Fast had originally faced eight counts of rape. His case first went to trial in May, but one count was dismissed and a jury found him not guilty on three of the counts, Cooper said.
“The judge declared a hung jury but allowed us to try the four counts which they were unable to reach a verdict on,” Cooper said.
The jury during the second trial, comprised of eight men and four women, deliberated until after 10 p.m. Friday night, court officials said. The verdict was filed in the clerk’s office Monday morning.
The charges stem from several incidents dating from March 1990, when the victim was just 9 years old and Fast was 30, to May 2000, when she was was 20 years old, according to the indictment.
The victim came forward to her mother and family members in 2017, about 28 years after the rapes.
In Ohio the statute of limitations in rape cases is currently 25 years from the time a victim turns 18 in cases where the victim was a juvenile.
Fast, and his attorney William Bobulsky, who could not be reached for comment, filed a motion to dismiss the case based on questions regarding the statute of limitations, and also whether the court had jurisdiction over one count of rape in the case. Judge Thomas Harris overruled the motion to dismiss.
On March 9, 1999 the statute of limitations was changed from six years to 20 years, and the victim in this case turned 18 on March 24, 1999.
The statute of limitations in place at the time the victim reached adulthood was 20 years, and the indictment was filed in April 2018 before it was exhausted, court records state.
“It is at this time that the statute of limitations began to run,” Harris wrote.
The victim’s mother previously reported that Fast had convinced the victim that no one would believe her if she told, that he had the power to take away her mother and sister and as she got older, she suppressed what happened.

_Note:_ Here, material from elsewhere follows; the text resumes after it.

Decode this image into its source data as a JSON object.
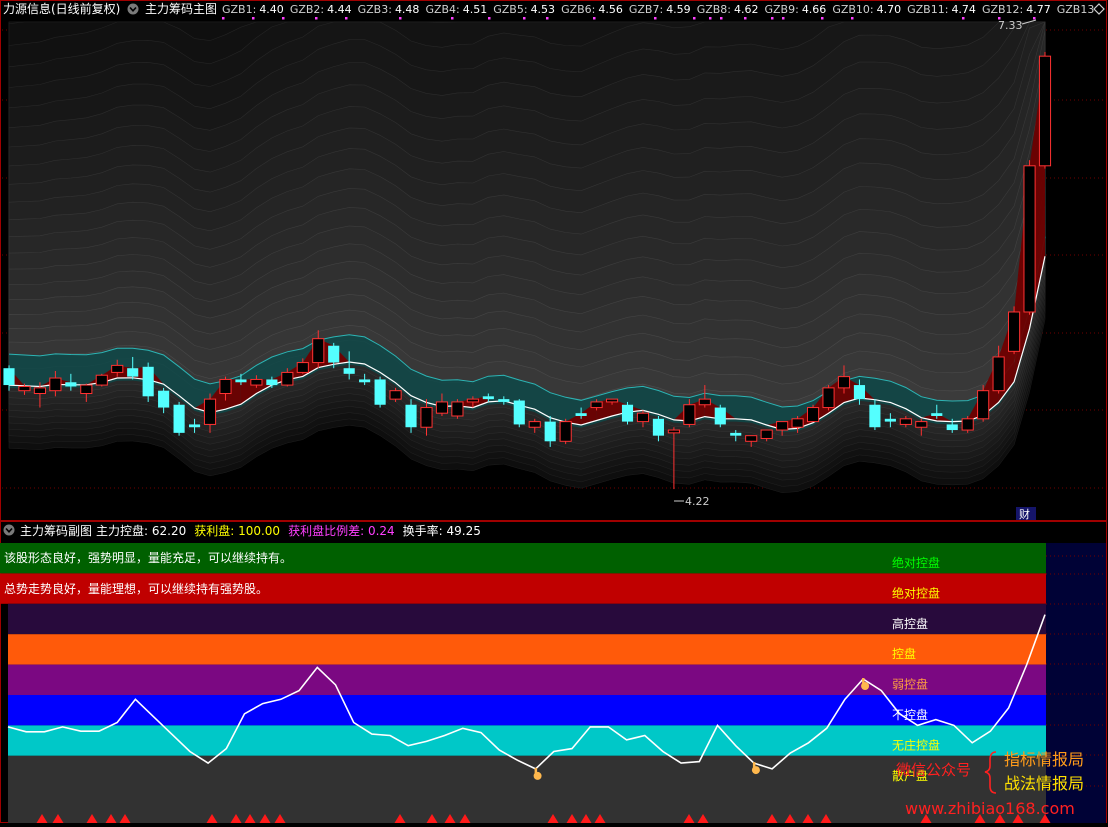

Cooper said although there was no DNA evidence or corroborating witnesses, the victim was able to go into great detail about the rapes and where they occurred.

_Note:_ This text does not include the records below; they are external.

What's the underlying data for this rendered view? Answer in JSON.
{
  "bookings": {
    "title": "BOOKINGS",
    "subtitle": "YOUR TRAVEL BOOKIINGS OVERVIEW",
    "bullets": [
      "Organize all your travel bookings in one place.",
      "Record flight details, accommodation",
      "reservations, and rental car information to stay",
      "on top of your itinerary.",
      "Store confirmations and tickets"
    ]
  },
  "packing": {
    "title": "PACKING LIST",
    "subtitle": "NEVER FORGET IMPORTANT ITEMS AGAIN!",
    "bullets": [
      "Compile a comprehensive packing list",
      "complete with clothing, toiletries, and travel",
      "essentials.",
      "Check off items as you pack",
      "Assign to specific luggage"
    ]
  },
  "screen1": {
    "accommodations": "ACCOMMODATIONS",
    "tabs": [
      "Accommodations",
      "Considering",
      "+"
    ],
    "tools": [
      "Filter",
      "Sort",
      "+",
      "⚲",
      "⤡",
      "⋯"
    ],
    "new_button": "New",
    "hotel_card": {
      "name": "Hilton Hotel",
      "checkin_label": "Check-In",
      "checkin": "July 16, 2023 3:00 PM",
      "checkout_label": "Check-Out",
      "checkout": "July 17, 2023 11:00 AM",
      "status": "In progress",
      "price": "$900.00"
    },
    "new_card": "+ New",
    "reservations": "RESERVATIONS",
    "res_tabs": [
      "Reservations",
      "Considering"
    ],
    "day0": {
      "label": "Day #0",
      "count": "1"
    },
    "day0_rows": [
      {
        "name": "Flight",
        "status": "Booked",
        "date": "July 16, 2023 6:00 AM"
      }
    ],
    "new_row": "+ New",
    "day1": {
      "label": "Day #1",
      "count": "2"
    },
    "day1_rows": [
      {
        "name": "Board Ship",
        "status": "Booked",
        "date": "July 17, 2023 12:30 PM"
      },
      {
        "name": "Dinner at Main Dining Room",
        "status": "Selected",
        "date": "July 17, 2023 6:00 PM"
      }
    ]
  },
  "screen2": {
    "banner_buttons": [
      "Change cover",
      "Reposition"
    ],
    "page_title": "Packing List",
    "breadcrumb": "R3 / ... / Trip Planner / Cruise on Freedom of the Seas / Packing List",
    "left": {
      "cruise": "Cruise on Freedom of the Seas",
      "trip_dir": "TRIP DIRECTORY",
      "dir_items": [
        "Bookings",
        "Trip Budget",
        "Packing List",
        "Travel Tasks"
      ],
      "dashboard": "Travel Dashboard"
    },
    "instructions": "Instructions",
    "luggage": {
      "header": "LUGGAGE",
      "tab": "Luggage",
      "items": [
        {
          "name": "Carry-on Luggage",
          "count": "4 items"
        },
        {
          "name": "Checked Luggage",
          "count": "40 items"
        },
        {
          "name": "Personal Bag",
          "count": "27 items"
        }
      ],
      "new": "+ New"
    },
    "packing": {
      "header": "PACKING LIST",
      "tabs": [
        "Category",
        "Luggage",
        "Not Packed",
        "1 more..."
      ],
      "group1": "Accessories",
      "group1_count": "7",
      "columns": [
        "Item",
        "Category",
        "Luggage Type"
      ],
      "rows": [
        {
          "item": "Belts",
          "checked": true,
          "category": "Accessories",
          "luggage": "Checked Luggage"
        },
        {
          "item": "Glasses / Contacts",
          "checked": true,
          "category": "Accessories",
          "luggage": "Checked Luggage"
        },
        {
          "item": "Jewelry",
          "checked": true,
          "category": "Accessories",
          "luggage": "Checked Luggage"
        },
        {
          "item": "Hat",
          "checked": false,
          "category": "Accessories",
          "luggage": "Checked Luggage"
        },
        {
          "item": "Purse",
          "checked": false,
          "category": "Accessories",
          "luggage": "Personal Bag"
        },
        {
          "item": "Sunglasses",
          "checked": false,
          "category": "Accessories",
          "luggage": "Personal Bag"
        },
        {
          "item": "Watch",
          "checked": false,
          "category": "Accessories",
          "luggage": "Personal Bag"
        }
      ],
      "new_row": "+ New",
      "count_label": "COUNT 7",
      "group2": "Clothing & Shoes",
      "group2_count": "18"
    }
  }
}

The victim was able to describe Fast’s apartment in very specific detail although he claimed she had never been there, Cooper said.
The fourth rape occurred at a pool in Roaming Shores and the victim was able to describe in detail what Fast was wearing and he confirmed details about his clothing, Cooper said.

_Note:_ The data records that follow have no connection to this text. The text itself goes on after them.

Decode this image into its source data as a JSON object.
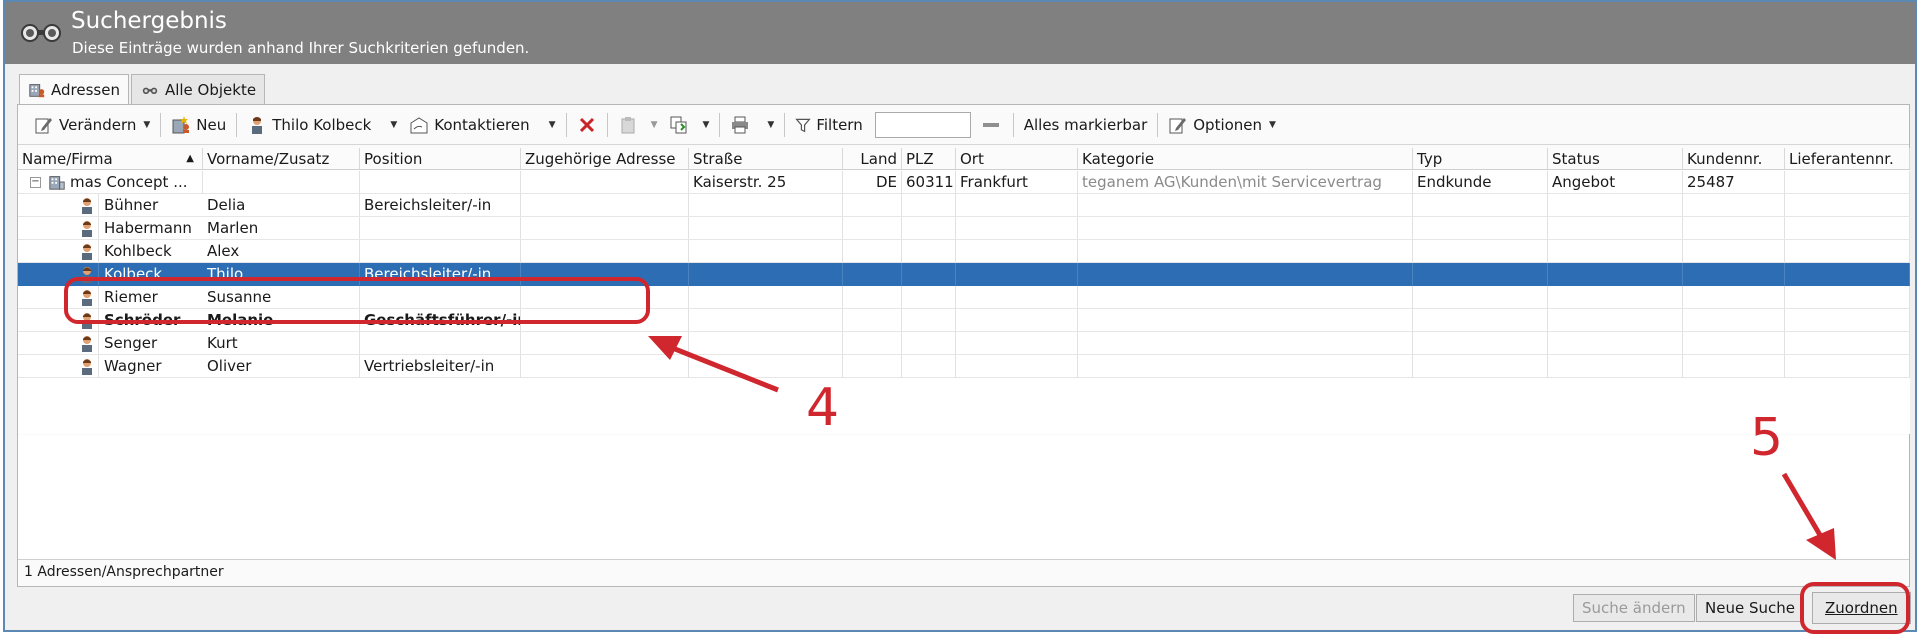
{
  "header": {
    "title": "Suchergebnis",
    "subtitle": "Diese Einträge wurden anhand Ihrer Suchkriterien gefunden."
  },
  "tabs": [
    {
      "label": "Adressen",
      "active": true
    },
    {
      "label": "Alle Objekte",
      "active": false
    }
  ],
  "toolbar": {
    "change_label": "Verändern",
    "new_label": "Neu",
    "user_label": "Thilo Kolbeck",
    "contact_label": "Kontaktieren",
    "filter_label": "Filtern",
    "filter_value": "",
    "mark_all_label": "Alles markierbar",
    "options_label": "Optionen"
  },
  "table": {
    "columns": [
      "Name/Firma",
      "Vorname/Zusatz",
      "Position",
      "Zugehörige Adresse",
      "Straße",
      "Land",
      "PLZ",
      "Ort",
      "Kategorie",
      "Typ",
      "Status",
      "Kundennr.",
      "Lieferantennr."
    ],
    "company": {
      "name": "mas Concept ...",
      "street": "Kaiserstr. 25",
      "country": "DE",
      "zip": "60311",
      "city": "Frankfurt",
      "category": "teganem AG\\Kunden\\mit Servicevertrag",
      "type": "Endkunde",
      "status": "Angebot",
      "customer_no": "25487"
    },
    "contacts": [
      {
        "last": "Bühner",
        "first": "Delia",
        "position": "Bereichsleiter/-in"
      },
      {
        "last": "Habermann",
        "first": "Marlen",
        "position": ""
      },
      {
        "last": "Kohlbeck",
        "first": "Alex",
        "position": ""
      },
      {
        "last": "Kolbeck",
        "first": "Thilo",
        "position": "Bereichsleiter/-in"
      },
      {
        "last": "Riemer",
        "first": "Susanne",
        "position": ""
      },
      {
        "last": "Schröder",
        "first": "Melanie",
        "position": "Geschäftsführer/-in"
      },
      {
        "last": "Senger",
        "first": "Kurt",
        "position": ""
      },
      {
        "last": "Wagner",
        "first": "Oliver",
        "position": "Vertriebsleiter/-in"
      }
    ],
    "selected_index": 3,
    "bold_index": 5
  },
  "status_text": "1 Adressen/Ansprechpartner",
  "footer": {
    "change_search_label": "Suche ändern",
    "new_search_label": "Neue Suche",
    "assign_label": "Zuordnen"
  },
  "annotations": {
    "step4": "4",
    "step5": "5",
    "color": "#d0262e"
  },
  "colors": {
    "header_bg": "#808080",
    "selection": "#2d6db3"
  }
}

“The victim is an extremely compelling woman,” Cooper said. “She could remember all the events in detail.”
Fast was also confronted by others after the victim came forward who claimed he had abused them, the victim's mother previously reported to the Star Beacon. Cooper said she is unaware of anyone but the victim accusing Fast of rape.
The victim, who testified during the trial, reported the crimes to Jefferson Police. Cooper said Jefferson Police and Sgt. Aaron Dumperth deserve credit for their work on the case as does the jury, Cooper said.
“We are very grateful to the jury who obviously paid very close attention to the evidence that was presented,” Cooper said.
This story was edited to reflect that the prosecutor's office is unaware of anyone but the victim accusing Fast of rape.